Prisão de MC Poze escancara a seletividade penal e a perseguição contra a cultura periférica

A criminalização de Poze do Rodo segue a mesma lógica que já vitimou outros MCs e artistas negros, como é o caso da recente tentativa de censura ao rapper Oruam, a partir de projetos de lei como a chamada “Lei anti-Oruam”, que proíbe conteúdos que supostamente façam apologia ao crime em shows financiados com recursos públicos.

2 de Junho de 2025 às 0h00

Reprodução/Foto: O Globo.

Nesta quinta-feira (29), o MC Poze do Rodo, um dos mais influentes artistas do funk e trap carioca, foi preso pela Polícia Civil no Rio de Janeiro. Em vídeos que circulam na internet, é possível ver Poze sendo conduzido à Cidade da Polícia algemado, sem camisa e descalço. O cantor, que foi preso em casa e não apresentou nenhuma resistência, foi tratado com truculência por parte das forças policiais do Estado do Rio de Janeiro.

Segundo a Polícia Civil, o cantor é acusado de associação ao tráfico e apologia ao crime. As provas? A estética de suas joias, letras de músicas que retratam a realidade das favelas e a realização de shows em bailes funk em comunidades.

A alegação oficial de que as músicas do artista fariam apologia ao crime, especialmente ao Comando Vermelho é, no mínimo, arbitrária.

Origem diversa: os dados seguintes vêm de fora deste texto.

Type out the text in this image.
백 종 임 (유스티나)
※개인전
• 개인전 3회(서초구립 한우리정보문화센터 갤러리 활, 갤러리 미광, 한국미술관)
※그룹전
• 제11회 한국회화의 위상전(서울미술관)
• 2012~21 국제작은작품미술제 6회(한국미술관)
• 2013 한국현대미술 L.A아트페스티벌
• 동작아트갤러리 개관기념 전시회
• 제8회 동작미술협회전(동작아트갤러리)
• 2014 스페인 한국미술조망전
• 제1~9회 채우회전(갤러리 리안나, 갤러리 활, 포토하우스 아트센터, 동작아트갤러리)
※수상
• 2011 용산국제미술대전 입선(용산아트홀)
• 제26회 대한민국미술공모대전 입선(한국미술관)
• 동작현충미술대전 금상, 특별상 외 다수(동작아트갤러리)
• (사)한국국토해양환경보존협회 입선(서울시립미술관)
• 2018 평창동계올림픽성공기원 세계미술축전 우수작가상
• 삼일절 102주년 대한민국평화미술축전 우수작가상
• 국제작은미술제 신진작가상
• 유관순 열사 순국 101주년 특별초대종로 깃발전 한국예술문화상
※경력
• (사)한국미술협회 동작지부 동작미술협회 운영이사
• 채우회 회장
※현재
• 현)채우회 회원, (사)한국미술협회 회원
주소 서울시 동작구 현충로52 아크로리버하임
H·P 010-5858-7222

Em suas redes sociais, o artista MC Cabelinho se manifestou:

“Quando eu atuei na novela das 9 e eu fiz uma papel de traficante, em Amor de Mãe, na Globo, era arte, né? Quando eu fiz um papel de bandido na novela Vai na Fé, das 7, da Globo, era arte. Quando o roteirista escreve a vida de um traficante e relata o que acontece na favela, é arte. Agora, quando um MC, funkeiro, favelado, relata a realidade, o que acontece na favela nas músicas dele, é apologia ao crime. Vocês percebem o quanto isso é subjetivo? Agora, quem decide isso? Quem decide o que apologia ao crime ou não? Sou eu é você? Quem decide isso é um desembargador, um juiz, um político, branco, racista que não gosta de nós…”

Além de Cabelinho, dezenas de outros artistas do funk e do rap vem se manifestando em solidariedade ao MC Poze e denunciando a arbitrariedade de sua prisão.

A justificativa dada por Filipe Cury, chefe da Polícia Civil do Rio, beira o absurdo: segundo ele, as músicas de MC Poze seriam “mais lesivas que o tiro de um fuzil disparado por um traficante”. Tal comparação revela a distorção da lógica punitivista que impera na segurança pública brasileira: enquanto artistas periféricos são tratados como criminosos por expressarem sua vivência em versos, membros da elite econômica, quando cometem crimes de colarinho branco, raramente conhecem uma cela.

A seletividade penal se manifesta com clareza neste caso. O Estado, que historicamente abandona as favelas e nega direitos básicos a seus moradores, aparece com força total para reprimir a cultura local. O funk, gênero nascido nas comunidades como forma de resistência, é tratado como prova criminal. A criminalização de Poze do Rodo segue a mesma lógica que já vitimou outros MCs e artistas negros, como é o caso da recente tentativa de censura ao rapper Oruam, a partir de projetos de lei como a chamada “Lei anti-Oruam”, que proíbe conteúdos que supostamente façam apologia ao crime em shows financiados com recursos públicos.

A prisão do artista é, portanto, um retrato da forma como o racismo estrutural e a desigualdade social moldam o sistema penal no Brasil. Enquanto isso, o funk segue sendo resistência. MC Poze do Rodo, com todos os ataques que sofre, continua sendo símbolo de superação, voz da favela e espelho de uma juventude marginalizada pelo capitalismo brasileiro, mas que ainda acredita na potência da música como forma de transformação social.